I love my new jacket! And considering the circumstances around the making, I’m surprised it turned out so well.
And now some thoughts about trying to make a jacket from scratch in one day.
The risks of skipping the muslin
I had already done one pattern draft and a muslin, so I kinda knew what needed to be changed and had also written down a lot of measurements before I began the drafting process on Saturday.
So that prep work made the pattern drafting process much quicker than usual.

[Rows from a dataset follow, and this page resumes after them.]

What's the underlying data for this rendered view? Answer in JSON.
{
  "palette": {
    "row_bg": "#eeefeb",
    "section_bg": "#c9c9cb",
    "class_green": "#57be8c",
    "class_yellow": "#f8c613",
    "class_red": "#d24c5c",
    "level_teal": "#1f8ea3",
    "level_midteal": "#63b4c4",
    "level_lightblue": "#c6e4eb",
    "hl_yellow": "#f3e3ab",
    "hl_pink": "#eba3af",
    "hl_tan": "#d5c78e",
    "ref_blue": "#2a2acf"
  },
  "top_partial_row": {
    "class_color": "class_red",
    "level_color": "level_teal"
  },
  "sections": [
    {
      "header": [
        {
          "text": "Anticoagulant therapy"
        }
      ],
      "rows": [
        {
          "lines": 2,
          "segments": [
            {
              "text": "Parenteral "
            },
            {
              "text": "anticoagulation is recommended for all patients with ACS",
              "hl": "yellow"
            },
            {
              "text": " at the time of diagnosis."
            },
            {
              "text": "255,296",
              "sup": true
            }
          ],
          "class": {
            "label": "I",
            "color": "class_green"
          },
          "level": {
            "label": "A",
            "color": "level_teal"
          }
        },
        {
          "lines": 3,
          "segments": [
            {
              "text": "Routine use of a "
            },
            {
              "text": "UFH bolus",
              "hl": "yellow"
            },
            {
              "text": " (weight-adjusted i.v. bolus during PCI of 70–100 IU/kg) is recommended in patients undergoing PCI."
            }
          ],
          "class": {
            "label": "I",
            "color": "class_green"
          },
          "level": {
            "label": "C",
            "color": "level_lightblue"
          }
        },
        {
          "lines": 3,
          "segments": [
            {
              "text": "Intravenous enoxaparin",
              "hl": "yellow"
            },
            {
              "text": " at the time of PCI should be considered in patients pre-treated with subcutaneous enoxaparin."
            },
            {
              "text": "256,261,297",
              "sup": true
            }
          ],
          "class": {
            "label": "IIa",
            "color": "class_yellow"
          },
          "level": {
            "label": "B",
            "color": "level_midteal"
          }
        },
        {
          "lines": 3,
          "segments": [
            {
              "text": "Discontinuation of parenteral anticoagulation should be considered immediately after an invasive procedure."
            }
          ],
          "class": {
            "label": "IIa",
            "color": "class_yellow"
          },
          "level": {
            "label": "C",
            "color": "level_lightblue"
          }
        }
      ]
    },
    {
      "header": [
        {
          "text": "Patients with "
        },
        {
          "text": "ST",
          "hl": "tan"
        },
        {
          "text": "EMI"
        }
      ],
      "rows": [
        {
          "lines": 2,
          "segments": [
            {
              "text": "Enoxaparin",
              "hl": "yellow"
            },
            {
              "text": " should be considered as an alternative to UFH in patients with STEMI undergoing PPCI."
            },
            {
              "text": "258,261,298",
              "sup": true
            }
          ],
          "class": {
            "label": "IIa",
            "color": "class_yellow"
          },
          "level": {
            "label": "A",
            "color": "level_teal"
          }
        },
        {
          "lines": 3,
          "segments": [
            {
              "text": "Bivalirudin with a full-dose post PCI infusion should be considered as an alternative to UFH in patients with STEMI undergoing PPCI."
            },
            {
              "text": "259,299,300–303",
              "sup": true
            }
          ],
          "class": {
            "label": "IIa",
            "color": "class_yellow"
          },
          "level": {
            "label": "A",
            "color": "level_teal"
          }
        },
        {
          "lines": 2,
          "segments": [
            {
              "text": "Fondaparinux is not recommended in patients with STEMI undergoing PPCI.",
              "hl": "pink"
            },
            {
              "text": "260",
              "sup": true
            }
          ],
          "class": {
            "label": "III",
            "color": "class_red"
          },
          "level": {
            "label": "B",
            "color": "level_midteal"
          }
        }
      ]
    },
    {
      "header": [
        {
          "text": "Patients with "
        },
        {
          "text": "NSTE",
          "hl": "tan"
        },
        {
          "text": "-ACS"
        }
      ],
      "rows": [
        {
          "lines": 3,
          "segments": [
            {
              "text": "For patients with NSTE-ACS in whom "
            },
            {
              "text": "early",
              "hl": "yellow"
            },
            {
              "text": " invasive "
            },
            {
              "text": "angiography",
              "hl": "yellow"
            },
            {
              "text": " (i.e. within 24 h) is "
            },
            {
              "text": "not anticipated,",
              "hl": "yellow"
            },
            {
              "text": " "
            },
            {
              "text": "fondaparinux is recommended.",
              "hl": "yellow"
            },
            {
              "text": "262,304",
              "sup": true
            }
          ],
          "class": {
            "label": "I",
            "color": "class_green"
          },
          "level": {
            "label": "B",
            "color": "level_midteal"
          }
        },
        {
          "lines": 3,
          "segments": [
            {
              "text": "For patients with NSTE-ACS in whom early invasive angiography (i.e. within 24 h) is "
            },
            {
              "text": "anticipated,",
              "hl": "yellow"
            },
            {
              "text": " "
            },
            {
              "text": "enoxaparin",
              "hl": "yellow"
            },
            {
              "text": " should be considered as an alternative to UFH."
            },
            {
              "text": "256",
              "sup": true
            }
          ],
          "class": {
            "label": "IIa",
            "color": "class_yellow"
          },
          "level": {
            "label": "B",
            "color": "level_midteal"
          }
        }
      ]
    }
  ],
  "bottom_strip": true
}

But due to time constraints I only pinned the paper pattern pieces together for a final fitting. What I hadn’t anticipated however is that soft shell fabric has some quirks, for instance it can’t handle ease in the sleeves, so I got some horrible puckers at the cap which was impossible to remove. And since the sleeves had two seams with inserts that corresponded with the bodice side pieces, I couldn’t just recut the sleeves. After some major distress I decided to use a pattern which has no sleeve ease and reshape the armscye and the sleeve cap using that pattern as a guide. It worked better than expected, but of course a properly drafted sleeved would have yielded a nicer result.
Also in hindsight I should have made the fit around the hips a bit tighter. I hate it when jacket hugs the hips and in an attempt to avoid that I went a bit too far in the other direction. I will add som cording to compensate for the issue, so no biggie.
I felt more stress than usual which took its toll. Also I didn’t have the same control over the sewing process, it was all go, go, go! On the other hand, I felt an incredibly flow during the day. Like I had gained some kind of sewing super powers. And even though I didn’t reach my goal of finishing the jacket in one day, I could see how much I actually had accomplished in very little time and when I went to bed I knew I would be able to finish the rest fairly easily, since the worst parts were done.
But won’t do a project like this again in quite a while, because it put everything else on hold for over a day and a half. For instance I normally do some kind of exercise almost every day, but that went out the window this weekend. I did manage to cook dinner on Saturday and enjoy that with my husband and a glass of wine, but that was about it.
I’m glad I did that for two reasons. Firstly since everything was a blur of stress and focus, I have very little recollection of what exactly went down this weekend. But because of the video blog, I’m able to see what went on. And secondly I find it hard to capture the raw emotions of sewing struggles in a written blog post, because when the photos are taken of a finished garment it somehow looks “easy” even though there were some real drama going on behind the scenes.
Next up: Sealing the seams
When I say that I finished the jacket in two days, I’m not entirely truthful, as I also plan to seal the seams to make the jacket more water resistant. But I won’t rush into that, instead I will do diligent research and testing. I’m in no hurry though because spring just arrived here in Sweden!